LUFTBLICK OG (AT)
The OneSun project (a physics-constrained,self calibrating,data-driving system with a common solar spectrum for homogeneous trace gas retrieval network) introduces an innovative approach to trace gas retrievals, addressing critical challenges in the operation of fiducial reference networks for satellite validation: ensuring homogeneity in calibration, maintaining high data quality, and enabling scalable network operations.

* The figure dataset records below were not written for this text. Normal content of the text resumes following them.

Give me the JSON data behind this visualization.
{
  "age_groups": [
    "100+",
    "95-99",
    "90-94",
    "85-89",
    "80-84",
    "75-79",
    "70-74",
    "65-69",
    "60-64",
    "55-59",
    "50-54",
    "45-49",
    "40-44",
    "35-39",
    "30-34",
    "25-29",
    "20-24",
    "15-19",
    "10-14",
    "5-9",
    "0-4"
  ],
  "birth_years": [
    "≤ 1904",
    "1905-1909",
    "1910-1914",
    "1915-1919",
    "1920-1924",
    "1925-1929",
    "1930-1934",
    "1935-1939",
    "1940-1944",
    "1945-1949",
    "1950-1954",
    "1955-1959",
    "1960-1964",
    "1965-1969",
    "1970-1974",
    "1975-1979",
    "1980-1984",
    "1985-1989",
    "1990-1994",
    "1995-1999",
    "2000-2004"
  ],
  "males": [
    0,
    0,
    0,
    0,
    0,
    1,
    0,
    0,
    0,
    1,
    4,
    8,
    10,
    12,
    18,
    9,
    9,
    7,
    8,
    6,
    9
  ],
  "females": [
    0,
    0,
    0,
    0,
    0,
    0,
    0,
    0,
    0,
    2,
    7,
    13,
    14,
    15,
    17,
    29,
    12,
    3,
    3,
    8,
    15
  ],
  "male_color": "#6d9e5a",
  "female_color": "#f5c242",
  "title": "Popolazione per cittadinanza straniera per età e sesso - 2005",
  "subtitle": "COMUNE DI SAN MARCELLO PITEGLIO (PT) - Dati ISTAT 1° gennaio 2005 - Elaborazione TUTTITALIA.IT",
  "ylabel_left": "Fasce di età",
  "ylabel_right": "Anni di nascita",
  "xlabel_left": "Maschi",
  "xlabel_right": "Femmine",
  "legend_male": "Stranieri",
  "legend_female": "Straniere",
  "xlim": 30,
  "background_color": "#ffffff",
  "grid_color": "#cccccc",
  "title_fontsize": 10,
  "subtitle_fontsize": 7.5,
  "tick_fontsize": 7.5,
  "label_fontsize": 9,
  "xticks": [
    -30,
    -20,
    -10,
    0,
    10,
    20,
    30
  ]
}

Central to this development are two groundbreaking paradigms. First, the separation of instrumental and atmospheric features within raw spectral data is achieved through a deep learning-based, unsupervised training process. This approach eliminates the need for conventional laboratory calibrations, automating instrument calibration and enabling direct retrieval of trace gas total columns. Second, by utilizing a common solar reference spectrum and standardized gas cross sections, OneSun ensures consistent data quality across all instruments in the network.
At the heart of the proposed system lies a physics-driven artificial neural network (ANN) architecture. It includes an instrument model that processes raw spectra into calibrated data and an atmospheric model, based on the Beer-Lambert law, to retrieve trace gas quantities. This modular design allows simultaneous training of multiple instruments on a shared atmospheric model, ensuring intrinsic homogeneity across the network.
OneSun would represent a transformative step forward, automating processes that traditionally require intensive manual calibration and centralized processing. It leverages deep learning to process complex patterns in data, overcoming limitations of current methods and enabling a scalable, self-calibrating network of instruments.
The project offers immense potential for global trace gas monitoring, significantly reducing resource requirements for calibration and quality assurance. It is directly applicable to the Pandonia Global Network (PGN), enhancing operational efficiency and benefiting all stakeholders. By integrating state-of-the-art AI into environmental monitoring, OneSun paves the way for more efficient, scalable, and consistent atmospheric remote sensing.